The Personal Librarian
Authors: Marie Benedict & Victoria Christopher Murray
About: Belle da Costa Greene
Genre: Historical Fiction
Claim to Fame: J. P. Morgan’s personal librarian, Belle da Costa Greene, is the Black American woman who became one of the most respected and powerful women in the world of books and art.
Synopsis: In her twenties, Belle da Costa Greene is hired by American banking giant J. P. Morgan to curate a collection of rare manuscripts, books, and artwork for his newly built Pierpont Morgan Library. Belle becomes a fixture in New York City’s society and one of the most powerful people in the art and book world, known for her impeccable taste and shrewd negotiating for critical works as she helps create a world-class collection.
But Belle has a secret, one she must protect at all costs. She was born not Belle da Costa Greene but Belle Marion Greener. She is the daughter of Richard Greener, the first Black graduate of Harvard and a well-known advocate for equality. Belle’s complexion isn’t dark because of her alleged Portuguese heritage that lets her pass as white—her complexion is dark because she is African American.

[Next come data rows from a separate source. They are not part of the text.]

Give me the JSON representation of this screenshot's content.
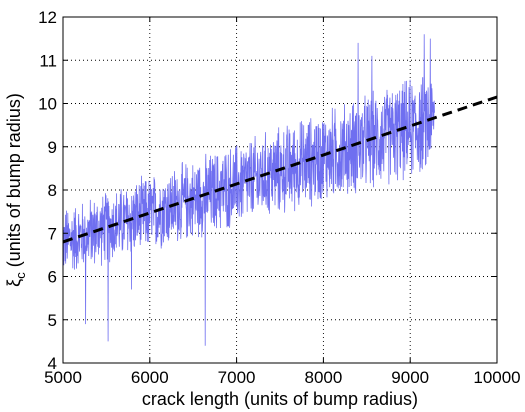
{
  "chart_data": {
    "type": "line",
    "xlabel": "crack length (units of bump radius)",
    "ylabel_main": "ξ",
    "ylabel_sub": "c",
    "ylabel_rest": " (units of bump radius)",
    "xlim": [
      5000,
      10000
    ],
    "ylim": [
      4,
      12
    ],
    "xticks": [
      "5000",
      "6000",
      "7000",
      "8000",
      "9000",
      "10000"
    ],
    "yticks": [
      "4",
      "5",
      "6",
      "7",
      "8",
      "9",
      "10",
      "11",
      "12"
    ],
    "grid": true,
    "series": [
      {
        "style": "noisy-line",
        "color": "#6f6ff0",
        "x_range": [
          5000,
          9280
        ],
        "trend_start": 6.8,
        "trend_end": 9.6,
        "noise_amplitude_start": 0.8,
        "noise_amplitude_end": 1.2,
        "extremes": [
          {
            "x": 5260,
            "y": 4.9
          },
          {
            "x": 5520,
            "y": 4.5
          },
          {
            "x": 5790,
            "y": 5.7
          },
          {
            "x": 6640,
            "y": 4.4
          },
          {
            "x": 8400,
            "y": 11.4
          },
          {
            "x": 8560,
            "y": 11.1
          },
          {
            "x": 9160,
            "y": 11.6
          },
          {
            "x": 9230,
            "y": 11.5
          },
          {
            "x": 9270,
            "y": 9.4
          }
        ]
      },
      {
        "style": "dashed-fit",
        "color": "#000000",
        "x": [
          5000,
          10000
        ],
        "y": [
          6.8,
          10.15
        ]
      }
    ]
  }
}
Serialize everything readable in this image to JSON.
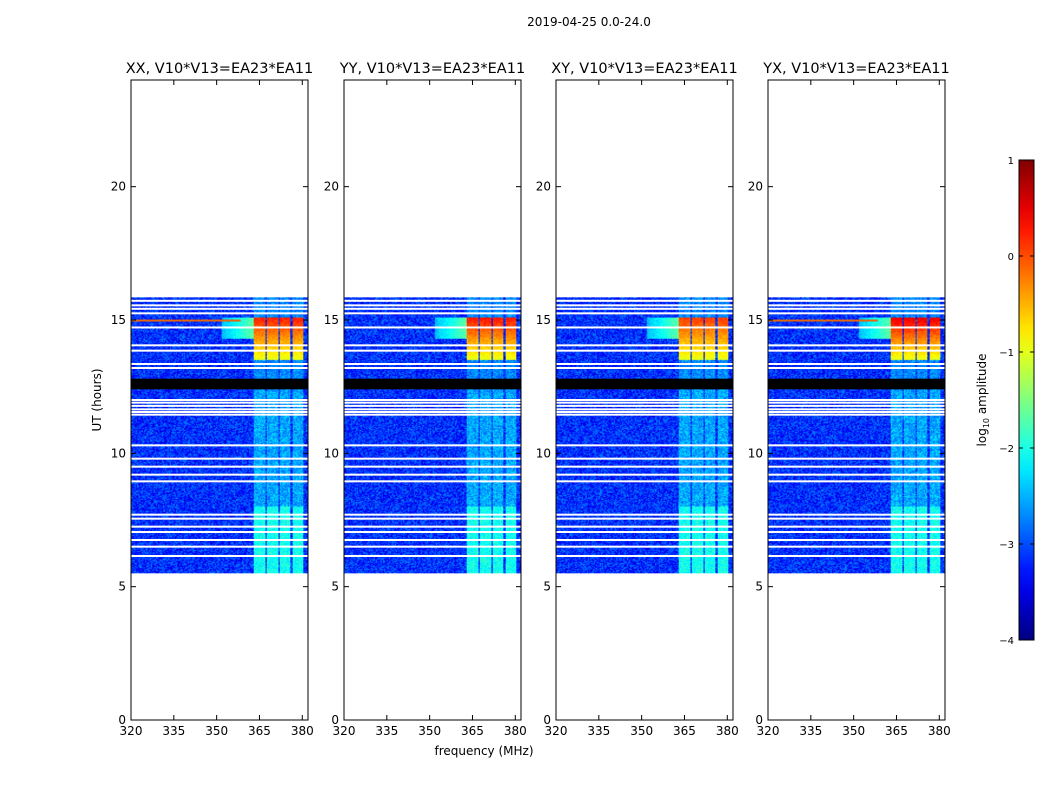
{
  "chart_data": {
    "type": "heatmap",
    "suptitle": "2019-04-25 0.0-24.0",
    "xlabel": "frequency (MHz)",
    "ylabel": "UT (hours)",
    "xlim": [
      320,
      382
    ],
    "ylim": [
      0,
      24
    ],
    "xticks": [
      "320",
      "335",
      "350",
      "365",
      "380"
    ],
    "yticks": [
      "0",
      "5",
      "10",
      "15",
      "20"
    ],
    "data_extent_ut": [
      5.5,
      15.85
    ],
    "flagged_block_ut": [
      12.4,
      12.8
    ],
    "strong_band_ut": [
      13.5,
      15.1
    ],
    "rfi_channels_mhz": [
      [
        363,
        367
      ],
      [
        367.5,
        371.5
      ],
      [
        372,
        376
      ],
      [
        376.5,
        380.5
      ]
    ],
    "panels": [
      {
        "title": "XX, V10*V13=EA23*EA11",
        "rfi_peak_log_amp": 0.25,
        "broadband_line_ut": 14.98
      },
      {
        "title": "YY, V10*V13=EA23*EA11",
        "rfi_peak_log_amp": 0.3,
        "broadband_line_ut": null
      },
      {
        "title": "XY, V10*V13=EA23*EA11",
        "rfi_peak_log_amp": 0.1,
        "broadband_line_ut": null
      },
      {
        "title": "YX, V10*V13=EA23*EA11",
        "rfi_peak_log_amp": 0.5,
        "broadband_line_ut": 14.98
      }
    ],
    "colorbar": {
      "label_prefix": "log",
      "label_sub": "10",
      "label_suffix": " amplitude",
      "ticks": [
        "1",
        "0",
        "−1",
        "−2",
        "−3",
        "−4"
      ],
      "range": [
        -4,
        1
      ],
      "colormap": "jet"
    }
  }
}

The Personal Librarian tells the story of an extraordinary woman, famous for her intellect, style, and wit, and shares the lengths she must go to—for the protection of her family and her legacy—to preserve her carefully crafted white identity in the racist world in which she lives.
Be sure to catch these inspirational films about successful female entrepreneurs that showcase the challenges and successes of women in business, highlighting their determination and spirit to never give up.
• Joy (2015): This film is about Joy Mangano, who invented the Miracle Mop.
• Coco Before Chanel (2008): A drama about the early life of Coco Chanel and the beginnings of her brand.
• Erin Brockovich (2000): Based on a true story, this movie shows Erin Brockovich’s efforts against a corporation polluting water.
• Hidden Figures (2016): This movie tells the true story of three African American women at NASA who contributed to the space race.
• Self Made: Inspired by the Life of Madam C.J. Walker (2020): A miniseries about Madam C.J. Walker, who built a business empire and became a self-made millionaire.
• Widow Clicquot (2023): The story behind the Veuve Clicquot champagne family that began in the late 18th century.
When Women Ran Fifth Avenue:
Glamour and Power at the Dawn of American Fashion
Author: Julie Satow | Genre: Non-fiction
About: The golden age of American department stores and three visionary women who led them.
Claim to Fame: Retail giants Bonwit Teller, Lord & Taylor, and Henri Bendel and how their futures were shaped by women who were all before their time.
Synopsis: The twentieth century American department store: a palace of consumption where women, shopper and shopgirl alike, could stake out a newfound independence. Whether in New York, Chicago, or on Main Street, USA, men owned the buildings, but inside, women ruled.
In this hothouse atmosphere, three women rose to the top. In the 1930s, Hortense Odlum of Bonwit Teller came to her husband’s department store as a housewife and wound up running the company. Dorothy Shaver of Lord & Taylor championed American designers during World War II—before which US fashions were almost exclusively Parisian copies—becoming the first businesswoman to earn a $1 million salary. And in the 1960s, Geraldine Stutz of Henri Bendel re-invented the look of the modern department store and inspired a devoted following of ultra-chic shoppers, as well as decades of copycats. Journalist Julie Satow draws back the curtain on three visionaries in this stylish account, rich with personal drama and trade secrets, and showcases the women who made that beautifully curated world go round.